Over dinner the Duchess told them tales of her circus life and how she had been born in a horse-drawn caravan in a field somewhere on the south side of Dartmoor. When she was old enough she had worked with her mother selling the wooden clothes-pegs her father and brothers made from door to door, and posies of spring and summer flowers, until the day had come when she was a young woman and had met her husband, the Duke. She had gone into the circus with him and started her career as a fortune teller. But after he had died her heart had turned from the circus and, with the money she had saved, she had bought Bullaybrook Farm and retired.

When dinner was over they played three-handed cards and put records on the player, though neither Sandra nor Smiler thought much of the records because they were donkey's years old. Then the old piano was opened up and Smiler, who in the past months had spent a lot of time on it and, having a good ear, had taught himself to play quite well, gave them some of the songs they knew and others that he had learnt from his father. While he played one of his father's favourites,
The Streams of Lovely Nancy
, he wondered where his father was at that moment and how long it would be before he saw him and between them they could get all his troubles sorted out so that he could go full steam ahead with his ambition to be a vet.

Walking Sandra back up the hill to her village afterwards it was very dark and half-way up the hill Sandra stumbled and took his arm to keep her balance. And then she kept her hand on his arm and, somehow, a little later Smiler found that she was holding his hand. He felt very embarrassed about it but clearly Sandra did not consider it anything strange.

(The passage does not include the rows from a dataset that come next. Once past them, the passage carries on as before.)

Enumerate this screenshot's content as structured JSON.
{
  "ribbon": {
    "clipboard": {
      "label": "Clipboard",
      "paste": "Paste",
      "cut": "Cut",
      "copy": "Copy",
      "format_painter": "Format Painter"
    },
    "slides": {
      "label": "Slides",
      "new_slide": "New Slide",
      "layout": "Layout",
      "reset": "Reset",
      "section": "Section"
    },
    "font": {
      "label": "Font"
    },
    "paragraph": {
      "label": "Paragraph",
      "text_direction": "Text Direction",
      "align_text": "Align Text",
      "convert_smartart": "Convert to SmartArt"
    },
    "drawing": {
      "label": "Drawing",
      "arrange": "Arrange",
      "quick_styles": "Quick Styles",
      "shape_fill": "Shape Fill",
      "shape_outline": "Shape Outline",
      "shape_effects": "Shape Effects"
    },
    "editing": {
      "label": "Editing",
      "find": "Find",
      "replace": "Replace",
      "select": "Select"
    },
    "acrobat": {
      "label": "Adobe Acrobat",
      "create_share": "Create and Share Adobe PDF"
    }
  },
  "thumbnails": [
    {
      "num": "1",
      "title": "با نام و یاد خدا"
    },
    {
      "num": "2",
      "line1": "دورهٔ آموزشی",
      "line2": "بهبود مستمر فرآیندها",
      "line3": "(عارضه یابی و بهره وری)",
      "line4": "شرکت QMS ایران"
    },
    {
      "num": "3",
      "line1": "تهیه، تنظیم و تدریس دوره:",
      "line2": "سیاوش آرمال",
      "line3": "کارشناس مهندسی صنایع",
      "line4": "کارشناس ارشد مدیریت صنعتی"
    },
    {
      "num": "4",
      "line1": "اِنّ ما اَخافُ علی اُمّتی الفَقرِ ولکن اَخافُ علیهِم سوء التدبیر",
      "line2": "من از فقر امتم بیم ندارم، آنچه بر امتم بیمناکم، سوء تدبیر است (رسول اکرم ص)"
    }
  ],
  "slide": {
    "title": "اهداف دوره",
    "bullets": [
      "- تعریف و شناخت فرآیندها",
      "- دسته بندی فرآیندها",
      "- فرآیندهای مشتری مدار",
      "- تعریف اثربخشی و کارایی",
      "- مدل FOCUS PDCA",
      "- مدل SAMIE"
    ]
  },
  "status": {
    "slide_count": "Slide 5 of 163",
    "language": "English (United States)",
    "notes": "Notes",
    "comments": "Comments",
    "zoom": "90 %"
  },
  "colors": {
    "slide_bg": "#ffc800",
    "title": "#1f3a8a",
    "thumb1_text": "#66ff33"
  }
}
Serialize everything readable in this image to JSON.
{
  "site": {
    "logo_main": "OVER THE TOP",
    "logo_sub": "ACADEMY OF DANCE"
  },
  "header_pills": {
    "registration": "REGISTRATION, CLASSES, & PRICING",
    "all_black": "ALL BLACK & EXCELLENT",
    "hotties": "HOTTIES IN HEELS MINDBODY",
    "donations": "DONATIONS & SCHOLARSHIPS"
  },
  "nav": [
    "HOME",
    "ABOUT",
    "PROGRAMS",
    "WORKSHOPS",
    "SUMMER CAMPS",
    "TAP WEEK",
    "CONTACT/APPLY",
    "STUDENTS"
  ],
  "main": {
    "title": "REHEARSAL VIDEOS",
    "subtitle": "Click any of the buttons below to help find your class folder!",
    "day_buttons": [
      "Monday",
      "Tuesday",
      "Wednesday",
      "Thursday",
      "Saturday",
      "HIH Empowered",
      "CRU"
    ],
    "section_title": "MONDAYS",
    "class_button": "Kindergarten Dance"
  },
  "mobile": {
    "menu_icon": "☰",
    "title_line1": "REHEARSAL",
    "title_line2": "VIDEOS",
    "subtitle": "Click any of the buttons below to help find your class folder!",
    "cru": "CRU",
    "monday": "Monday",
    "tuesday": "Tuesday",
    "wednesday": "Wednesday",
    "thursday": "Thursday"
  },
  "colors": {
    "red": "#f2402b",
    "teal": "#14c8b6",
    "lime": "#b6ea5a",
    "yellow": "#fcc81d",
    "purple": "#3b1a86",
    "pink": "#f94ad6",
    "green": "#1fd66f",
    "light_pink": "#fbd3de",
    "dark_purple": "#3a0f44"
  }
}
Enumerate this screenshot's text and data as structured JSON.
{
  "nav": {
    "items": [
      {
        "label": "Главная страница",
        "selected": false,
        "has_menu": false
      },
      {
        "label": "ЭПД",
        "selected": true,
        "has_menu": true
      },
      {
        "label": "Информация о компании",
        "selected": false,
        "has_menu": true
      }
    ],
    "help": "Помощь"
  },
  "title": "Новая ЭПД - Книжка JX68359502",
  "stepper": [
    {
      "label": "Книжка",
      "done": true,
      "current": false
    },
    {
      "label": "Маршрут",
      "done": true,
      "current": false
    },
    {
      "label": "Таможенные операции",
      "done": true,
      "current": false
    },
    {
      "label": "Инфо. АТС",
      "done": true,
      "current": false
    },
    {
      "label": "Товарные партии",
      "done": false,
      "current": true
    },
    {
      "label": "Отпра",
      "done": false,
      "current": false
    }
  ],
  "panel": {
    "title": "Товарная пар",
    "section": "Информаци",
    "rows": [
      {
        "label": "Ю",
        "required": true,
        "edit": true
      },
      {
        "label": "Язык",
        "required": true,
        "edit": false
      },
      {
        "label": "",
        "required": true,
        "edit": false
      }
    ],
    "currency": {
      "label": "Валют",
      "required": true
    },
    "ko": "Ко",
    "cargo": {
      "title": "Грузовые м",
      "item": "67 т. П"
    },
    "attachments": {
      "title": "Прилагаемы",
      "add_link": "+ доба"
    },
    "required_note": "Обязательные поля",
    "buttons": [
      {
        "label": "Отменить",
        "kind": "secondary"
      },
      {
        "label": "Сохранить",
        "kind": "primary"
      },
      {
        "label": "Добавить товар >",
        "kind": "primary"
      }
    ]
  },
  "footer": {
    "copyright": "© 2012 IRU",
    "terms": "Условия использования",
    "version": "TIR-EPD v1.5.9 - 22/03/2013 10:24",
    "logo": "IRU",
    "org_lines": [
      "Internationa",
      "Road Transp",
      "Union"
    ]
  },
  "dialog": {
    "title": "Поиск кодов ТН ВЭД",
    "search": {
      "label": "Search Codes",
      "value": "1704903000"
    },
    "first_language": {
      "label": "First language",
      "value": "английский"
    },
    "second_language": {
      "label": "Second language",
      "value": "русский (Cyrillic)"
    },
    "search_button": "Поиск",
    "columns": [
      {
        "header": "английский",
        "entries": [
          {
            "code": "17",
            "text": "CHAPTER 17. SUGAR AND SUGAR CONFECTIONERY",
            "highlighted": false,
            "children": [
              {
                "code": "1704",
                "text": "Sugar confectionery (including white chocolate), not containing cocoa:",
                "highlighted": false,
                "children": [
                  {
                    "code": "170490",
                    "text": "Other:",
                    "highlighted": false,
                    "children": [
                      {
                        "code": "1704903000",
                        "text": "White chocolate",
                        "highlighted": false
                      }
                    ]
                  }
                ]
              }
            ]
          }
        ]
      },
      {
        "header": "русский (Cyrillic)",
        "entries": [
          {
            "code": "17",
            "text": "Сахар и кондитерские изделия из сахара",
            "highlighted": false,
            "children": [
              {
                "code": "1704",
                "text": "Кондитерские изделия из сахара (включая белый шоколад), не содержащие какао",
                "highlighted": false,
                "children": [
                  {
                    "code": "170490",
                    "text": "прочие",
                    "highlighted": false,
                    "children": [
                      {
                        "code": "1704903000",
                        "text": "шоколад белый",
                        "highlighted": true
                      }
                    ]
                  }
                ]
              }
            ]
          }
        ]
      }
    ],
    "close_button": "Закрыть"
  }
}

She said, ‘If you're going to do all this studying why don't you try to be a doctor? After all that's a much better thing than spending your time with dirty old animals and birds.'

Smiler said indignantly, ‘Animals and birds aren't dirty – not if people keep them properly. And, anyway, being a vet is harder than being a doctor. After all, people can tell a doctor where they've got their pains and aches and, if he's done his stuff, well, he ought to know how to treat them. But animals can't speak. You've got to … well, sort of get into their minds for them and find out what's wrong sometimes.'

Sandra said, ‘You've always got an answer, haven't you?' And then, going off at a tangent, she went on, ‘I had a good look tonight, and you know, I don't think that is a wig the Duchess wears. It's her own hair. But why does she wear it in those tight little curls?'

‘If you're so interested – why didn't you ask her?'

At the front door of Sandra's house, she paused in the darkness before going in and said very politely, ‘Well, thank you very much, Sammy, for a very pleasant evening.'

‘Thank you for coming.'

Sandra laughed and said, ‘And now, if you want to, you can kiss me goodnight.'

Startled, Smiler blurted out, ‘Good Lord, I couldn't do that!'

Sandra giggled. ‘Why not?'

‘Well … well, you don't. You don't kiss people unless you love them.'

‘And you don't love me?' asked Sandra teasingly.

‘Of course I don't.'

‘Who do you love then?'

‘That's none of your business.'

‘I don't care if it isn't. And, anyway, I kiss people because I like them and they've been nice to me. So –' She leaned forward and gave him a smacking great kiss on the cheek and nearly poked his left eye out with her nose.